2016 saw Margaret playing The Mother Abbess in a brand-new production of The Sound of Music in Dubai at the Madinat Theatre with Popular Productions, and an extensive tour of major cities in China, as Mrs Higgins, in a wonderful new production of My Fair Lady with the all-American cast of the New York-based company, Big League Productions. In the autumn she was asked to play the role of Mrs Flint in Noel Coward’s This Happy Breed both in Pitlochry and at the Yvonne Arnaud theatre in Guildford. Margaret returned to Pitlochry for their 2017 season, playing Marion in Alan Ayckbourn’s Absurd Person Singular, Archdeacon June in Alan Bennett’s People and Mrs Treadwell in Peter Barnes’ The Ruling Class. More recntly, Margaret played Eleanor Roosevelt in a brilliant new musical play, Melania, by Hilary Brooks and Clive King at Oran Mor, Glasgow and Mrs Fflyte in the UK tour in some performances of Patrick Barlow’s comedy play, The Messiah! directed by Patrick Barlow and starring Hugh Dennis and John Marquez. This was followed by working with Vienna’s English Theatre, as Mrs McGee in the comedy thriller, Corpse! by Gerald Moon, and directed by Ken Alexander. In December 2019/January 2020, Margaret did her first pantomime, playing The Empress, in a sparkling production of Aladdin, at The Roses Theatre, Tewkesbury – and despite the impact of COVID on the performing world, managed to squeeze in a recital concert in Windsor last year and a couple of concerts in December 2020 at The Roses Theatre, before another lockdown! 

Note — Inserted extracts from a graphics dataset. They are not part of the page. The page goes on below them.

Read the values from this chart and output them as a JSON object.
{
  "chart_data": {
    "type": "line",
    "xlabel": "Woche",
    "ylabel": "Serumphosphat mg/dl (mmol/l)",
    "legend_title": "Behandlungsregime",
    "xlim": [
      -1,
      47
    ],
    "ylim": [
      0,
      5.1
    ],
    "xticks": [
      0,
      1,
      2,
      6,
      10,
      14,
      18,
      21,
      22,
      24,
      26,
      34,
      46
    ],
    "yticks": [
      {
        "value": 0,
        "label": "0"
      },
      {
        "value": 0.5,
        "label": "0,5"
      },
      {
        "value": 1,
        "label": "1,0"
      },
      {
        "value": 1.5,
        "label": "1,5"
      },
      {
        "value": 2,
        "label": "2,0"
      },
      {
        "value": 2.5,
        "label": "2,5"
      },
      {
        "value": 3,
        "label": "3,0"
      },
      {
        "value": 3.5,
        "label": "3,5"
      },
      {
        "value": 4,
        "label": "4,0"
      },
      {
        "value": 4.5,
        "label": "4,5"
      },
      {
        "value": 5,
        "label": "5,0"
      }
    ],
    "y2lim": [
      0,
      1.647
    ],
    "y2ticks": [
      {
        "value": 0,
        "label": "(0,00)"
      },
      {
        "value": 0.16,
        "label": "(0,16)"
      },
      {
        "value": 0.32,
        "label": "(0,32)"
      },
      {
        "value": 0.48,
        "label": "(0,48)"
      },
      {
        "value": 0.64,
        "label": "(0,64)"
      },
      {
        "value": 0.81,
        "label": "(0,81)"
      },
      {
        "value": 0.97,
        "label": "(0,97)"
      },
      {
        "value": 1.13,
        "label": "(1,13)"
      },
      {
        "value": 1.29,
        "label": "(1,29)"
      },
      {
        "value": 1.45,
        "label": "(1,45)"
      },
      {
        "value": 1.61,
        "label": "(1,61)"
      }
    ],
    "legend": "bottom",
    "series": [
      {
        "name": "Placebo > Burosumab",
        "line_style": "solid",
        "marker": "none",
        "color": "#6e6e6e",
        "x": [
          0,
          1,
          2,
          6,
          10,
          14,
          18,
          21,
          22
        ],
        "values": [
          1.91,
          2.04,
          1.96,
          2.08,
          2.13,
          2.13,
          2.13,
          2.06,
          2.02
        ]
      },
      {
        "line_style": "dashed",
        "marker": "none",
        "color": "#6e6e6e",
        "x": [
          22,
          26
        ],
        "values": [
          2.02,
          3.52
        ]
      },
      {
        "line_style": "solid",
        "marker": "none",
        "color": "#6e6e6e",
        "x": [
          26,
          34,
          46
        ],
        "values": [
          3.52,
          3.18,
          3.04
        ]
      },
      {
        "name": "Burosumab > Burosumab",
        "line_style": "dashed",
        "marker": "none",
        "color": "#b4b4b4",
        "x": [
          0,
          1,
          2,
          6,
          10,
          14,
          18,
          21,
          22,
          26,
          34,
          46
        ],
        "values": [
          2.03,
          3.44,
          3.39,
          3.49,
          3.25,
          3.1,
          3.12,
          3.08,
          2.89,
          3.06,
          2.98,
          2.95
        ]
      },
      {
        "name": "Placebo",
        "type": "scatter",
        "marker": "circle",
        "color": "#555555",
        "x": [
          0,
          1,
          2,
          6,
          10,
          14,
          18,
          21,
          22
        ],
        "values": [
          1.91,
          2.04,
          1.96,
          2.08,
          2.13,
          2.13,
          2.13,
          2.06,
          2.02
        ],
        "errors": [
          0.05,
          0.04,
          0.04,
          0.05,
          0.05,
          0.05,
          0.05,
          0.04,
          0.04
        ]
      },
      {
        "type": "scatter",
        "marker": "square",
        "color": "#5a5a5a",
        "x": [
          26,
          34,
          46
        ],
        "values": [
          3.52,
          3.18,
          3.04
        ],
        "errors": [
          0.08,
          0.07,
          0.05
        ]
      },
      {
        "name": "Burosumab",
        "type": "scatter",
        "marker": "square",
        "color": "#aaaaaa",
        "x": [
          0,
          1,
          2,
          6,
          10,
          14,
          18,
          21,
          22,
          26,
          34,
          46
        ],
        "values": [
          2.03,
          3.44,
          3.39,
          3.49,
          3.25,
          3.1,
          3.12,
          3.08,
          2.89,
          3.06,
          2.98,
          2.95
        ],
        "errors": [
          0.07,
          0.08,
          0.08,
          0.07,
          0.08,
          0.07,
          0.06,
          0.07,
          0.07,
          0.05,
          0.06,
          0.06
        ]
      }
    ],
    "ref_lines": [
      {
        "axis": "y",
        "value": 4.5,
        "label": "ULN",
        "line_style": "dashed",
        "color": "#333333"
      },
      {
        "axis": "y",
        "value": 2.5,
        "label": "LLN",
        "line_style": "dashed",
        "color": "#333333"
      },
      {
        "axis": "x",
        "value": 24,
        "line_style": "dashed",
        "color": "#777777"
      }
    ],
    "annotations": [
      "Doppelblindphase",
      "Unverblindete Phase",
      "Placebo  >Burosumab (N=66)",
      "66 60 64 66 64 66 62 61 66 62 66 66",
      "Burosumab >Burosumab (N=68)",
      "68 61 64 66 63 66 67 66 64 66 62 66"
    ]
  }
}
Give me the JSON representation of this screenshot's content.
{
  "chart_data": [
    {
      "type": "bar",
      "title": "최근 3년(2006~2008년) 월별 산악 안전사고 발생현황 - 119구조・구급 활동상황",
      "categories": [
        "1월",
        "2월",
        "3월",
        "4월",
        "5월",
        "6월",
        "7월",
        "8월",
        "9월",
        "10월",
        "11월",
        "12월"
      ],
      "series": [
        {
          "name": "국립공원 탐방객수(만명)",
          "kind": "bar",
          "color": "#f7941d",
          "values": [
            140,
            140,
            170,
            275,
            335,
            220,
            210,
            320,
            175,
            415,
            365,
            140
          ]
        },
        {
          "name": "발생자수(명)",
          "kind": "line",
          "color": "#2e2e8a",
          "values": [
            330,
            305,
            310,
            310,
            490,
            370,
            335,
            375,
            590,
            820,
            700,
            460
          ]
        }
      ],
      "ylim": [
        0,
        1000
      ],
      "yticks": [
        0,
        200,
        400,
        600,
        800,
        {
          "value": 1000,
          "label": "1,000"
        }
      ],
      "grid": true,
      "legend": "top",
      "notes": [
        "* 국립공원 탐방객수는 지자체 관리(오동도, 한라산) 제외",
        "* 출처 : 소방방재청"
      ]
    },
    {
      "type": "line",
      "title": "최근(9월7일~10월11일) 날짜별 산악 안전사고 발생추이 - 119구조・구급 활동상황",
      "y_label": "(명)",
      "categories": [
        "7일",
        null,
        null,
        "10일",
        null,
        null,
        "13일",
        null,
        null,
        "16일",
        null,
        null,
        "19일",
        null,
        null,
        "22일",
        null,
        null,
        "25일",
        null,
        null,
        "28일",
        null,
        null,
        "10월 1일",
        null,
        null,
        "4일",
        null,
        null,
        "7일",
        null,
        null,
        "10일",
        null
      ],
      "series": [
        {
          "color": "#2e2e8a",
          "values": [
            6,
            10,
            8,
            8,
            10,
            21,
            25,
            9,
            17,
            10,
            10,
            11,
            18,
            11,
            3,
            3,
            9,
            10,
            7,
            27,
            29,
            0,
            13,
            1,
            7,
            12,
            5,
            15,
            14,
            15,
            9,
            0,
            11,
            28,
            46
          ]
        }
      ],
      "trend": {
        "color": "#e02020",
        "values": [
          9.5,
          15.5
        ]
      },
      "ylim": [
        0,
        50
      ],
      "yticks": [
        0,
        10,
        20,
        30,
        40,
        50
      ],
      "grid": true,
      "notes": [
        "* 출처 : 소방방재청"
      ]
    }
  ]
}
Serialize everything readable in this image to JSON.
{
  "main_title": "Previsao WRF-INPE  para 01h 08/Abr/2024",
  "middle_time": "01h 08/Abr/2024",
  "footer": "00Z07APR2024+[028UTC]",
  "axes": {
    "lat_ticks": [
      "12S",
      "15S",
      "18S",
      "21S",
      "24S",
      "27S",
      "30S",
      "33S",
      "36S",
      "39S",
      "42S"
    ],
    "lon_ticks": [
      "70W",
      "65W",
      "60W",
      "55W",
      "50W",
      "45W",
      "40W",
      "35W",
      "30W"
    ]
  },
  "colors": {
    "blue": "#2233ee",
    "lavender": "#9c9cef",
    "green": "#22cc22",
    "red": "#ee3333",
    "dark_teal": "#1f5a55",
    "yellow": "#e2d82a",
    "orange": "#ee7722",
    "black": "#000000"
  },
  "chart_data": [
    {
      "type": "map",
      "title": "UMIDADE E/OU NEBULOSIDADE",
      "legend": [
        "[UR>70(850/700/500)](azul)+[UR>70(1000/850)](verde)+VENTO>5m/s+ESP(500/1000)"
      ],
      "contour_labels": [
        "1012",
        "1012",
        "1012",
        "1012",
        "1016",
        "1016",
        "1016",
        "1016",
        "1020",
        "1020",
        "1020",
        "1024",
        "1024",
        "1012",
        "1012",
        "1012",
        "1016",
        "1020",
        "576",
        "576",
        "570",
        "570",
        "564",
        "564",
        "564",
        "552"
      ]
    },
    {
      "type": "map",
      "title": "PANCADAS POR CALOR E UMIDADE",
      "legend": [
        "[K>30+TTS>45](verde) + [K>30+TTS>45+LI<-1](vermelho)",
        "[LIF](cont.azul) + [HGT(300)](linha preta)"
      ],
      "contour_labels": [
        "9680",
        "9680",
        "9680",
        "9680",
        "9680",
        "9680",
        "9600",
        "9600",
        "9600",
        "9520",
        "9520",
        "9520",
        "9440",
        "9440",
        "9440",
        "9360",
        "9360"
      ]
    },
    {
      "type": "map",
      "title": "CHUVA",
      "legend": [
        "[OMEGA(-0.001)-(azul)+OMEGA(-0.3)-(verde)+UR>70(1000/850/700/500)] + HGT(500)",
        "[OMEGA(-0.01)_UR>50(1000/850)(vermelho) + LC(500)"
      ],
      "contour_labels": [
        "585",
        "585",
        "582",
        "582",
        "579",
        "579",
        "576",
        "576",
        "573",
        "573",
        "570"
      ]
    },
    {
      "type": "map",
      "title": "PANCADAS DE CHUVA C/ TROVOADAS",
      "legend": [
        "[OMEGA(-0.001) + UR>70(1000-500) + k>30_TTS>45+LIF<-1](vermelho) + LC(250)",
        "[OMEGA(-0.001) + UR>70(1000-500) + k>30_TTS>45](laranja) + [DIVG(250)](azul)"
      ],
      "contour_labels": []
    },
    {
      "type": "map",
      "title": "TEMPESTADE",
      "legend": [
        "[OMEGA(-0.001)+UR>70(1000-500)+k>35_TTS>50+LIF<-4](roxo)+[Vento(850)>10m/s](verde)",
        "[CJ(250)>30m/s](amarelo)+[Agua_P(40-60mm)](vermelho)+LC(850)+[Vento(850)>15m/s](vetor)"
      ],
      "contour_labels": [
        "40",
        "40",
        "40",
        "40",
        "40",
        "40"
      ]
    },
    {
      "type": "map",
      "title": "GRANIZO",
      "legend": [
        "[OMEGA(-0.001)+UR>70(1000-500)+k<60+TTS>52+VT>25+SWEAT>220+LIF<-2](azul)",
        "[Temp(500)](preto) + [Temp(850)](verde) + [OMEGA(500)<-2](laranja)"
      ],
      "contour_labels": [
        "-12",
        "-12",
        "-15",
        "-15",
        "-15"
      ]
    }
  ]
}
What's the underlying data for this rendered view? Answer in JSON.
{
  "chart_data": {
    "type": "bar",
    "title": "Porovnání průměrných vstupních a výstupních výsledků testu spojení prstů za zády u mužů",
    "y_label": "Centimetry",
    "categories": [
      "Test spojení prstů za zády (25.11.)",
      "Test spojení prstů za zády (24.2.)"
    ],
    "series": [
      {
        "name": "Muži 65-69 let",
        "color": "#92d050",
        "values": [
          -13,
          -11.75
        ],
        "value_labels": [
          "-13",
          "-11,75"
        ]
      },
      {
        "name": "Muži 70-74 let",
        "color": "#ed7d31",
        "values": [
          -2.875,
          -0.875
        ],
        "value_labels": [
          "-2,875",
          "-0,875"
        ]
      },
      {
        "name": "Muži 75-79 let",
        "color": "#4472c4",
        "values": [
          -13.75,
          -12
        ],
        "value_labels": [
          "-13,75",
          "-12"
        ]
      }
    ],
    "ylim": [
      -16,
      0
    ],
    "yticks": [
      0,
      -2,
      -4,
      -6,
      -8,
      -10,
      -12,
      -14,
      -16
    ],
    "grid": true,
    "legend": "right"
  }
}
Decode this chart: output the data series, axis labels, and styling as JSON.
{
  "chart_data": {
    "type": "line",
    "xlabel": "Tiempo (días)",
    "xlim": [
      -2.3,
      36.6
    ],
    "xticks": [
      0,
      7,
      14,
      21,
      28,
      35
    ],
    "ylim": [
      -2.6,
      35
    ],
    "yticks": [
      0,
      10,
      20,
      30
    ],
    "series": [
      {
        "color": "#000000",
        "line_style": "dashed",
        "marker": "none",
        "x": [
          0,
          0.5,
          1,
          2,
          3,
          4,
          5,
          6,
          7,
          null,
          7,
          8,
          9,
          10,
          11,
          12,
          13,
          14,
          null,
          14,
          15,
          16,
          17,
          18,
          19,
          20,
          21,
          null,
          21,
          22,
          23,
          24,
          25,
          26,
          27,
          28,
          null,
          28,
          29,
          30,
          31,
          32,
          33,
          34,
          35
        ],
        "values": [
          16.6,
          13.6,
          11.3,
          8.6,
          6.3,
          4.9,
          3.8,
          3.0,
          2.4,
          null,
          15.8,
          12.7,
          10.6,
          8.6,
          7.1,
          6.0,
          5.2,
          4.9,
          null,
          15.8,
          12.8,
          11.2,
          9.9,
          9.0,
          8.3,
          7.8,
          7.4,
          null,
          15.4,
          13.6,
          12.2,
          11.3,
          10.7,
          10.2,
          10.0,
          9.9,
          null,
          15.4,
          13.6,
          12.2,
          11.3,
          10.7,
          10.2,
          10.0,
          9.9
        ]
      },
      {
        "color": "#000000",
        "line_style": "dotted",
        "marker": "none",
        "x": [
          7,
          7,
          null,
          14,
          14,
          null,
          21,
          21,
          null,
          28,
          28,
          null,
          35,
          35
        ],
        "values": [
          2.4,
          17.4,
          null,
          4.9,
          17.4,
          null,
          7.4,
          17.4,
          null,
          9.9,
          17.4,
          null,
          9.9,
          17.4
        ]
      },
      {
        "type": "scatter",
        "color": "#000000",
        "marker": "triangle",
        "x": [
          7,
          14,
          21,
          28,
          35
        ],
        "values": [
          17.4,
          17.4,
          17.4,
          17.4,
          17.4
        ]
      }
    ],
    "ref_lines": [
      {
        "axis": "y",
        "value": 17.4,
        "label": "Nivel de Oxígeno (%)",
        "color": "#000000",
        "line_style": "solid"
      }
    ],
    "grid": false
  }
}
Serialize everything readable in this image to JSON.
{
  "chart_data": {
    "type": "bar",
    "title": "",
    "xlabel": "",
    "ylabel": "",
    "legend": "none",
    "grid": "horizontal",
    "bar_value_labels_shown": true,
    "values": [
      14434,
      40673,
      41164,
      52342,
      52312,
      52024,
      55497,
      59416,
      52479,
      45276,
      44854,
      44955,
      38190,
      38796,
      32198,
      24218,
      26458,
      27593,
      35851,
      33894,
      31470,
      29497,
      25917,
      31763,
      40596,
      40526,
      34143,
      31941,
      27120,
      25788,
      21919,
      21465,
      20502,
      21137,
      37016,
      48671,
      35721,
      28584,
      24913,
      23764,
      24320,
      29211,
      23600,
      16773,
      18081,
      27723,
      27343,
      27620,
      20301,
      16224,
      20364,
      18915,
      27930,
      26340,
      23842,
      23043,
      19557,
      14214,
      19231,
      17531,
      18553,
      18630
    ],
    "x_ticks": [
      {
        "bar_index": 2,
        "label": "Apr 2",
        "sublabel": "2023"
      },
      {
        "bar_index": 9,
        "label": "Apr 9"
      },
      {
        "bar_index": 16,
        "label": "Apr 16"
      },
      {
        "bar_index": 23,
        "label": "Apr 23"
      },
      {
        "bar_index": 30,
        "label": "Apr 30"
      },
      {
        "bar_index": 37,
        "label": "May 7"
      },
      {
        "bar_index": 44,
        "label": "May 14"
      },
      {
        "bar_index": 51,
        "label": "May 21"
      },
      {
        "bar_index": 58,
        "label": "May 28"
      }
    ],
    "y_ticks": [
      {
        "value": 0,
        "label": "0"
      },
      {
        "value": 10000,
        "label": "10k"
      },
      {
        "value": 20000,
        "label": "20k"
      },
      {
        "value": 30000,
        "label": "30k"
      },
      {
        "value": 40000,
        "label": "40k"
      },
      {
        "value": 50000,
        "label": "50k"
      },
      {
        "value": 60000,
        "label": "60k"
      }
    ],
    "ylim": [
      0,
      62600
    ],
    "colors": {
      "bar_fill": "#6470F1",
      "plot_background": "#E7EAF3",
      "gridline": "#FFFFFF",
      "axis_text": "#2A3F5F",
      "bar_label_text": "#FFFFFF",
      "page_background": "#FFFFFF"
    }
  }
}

Maggie, as she is often known, regularly performs in both classical and musical theatre concerts both in this country and abroad, releasing an album called Isn’t It Romantic? featuring seventeen glorious songs by Richard Rodgers and his two main collaborators, Lorenz Hart and Oscar Hammerstein, with original arrangements by Kevin Amos, which was premiered at the Metropolitan Room, New York.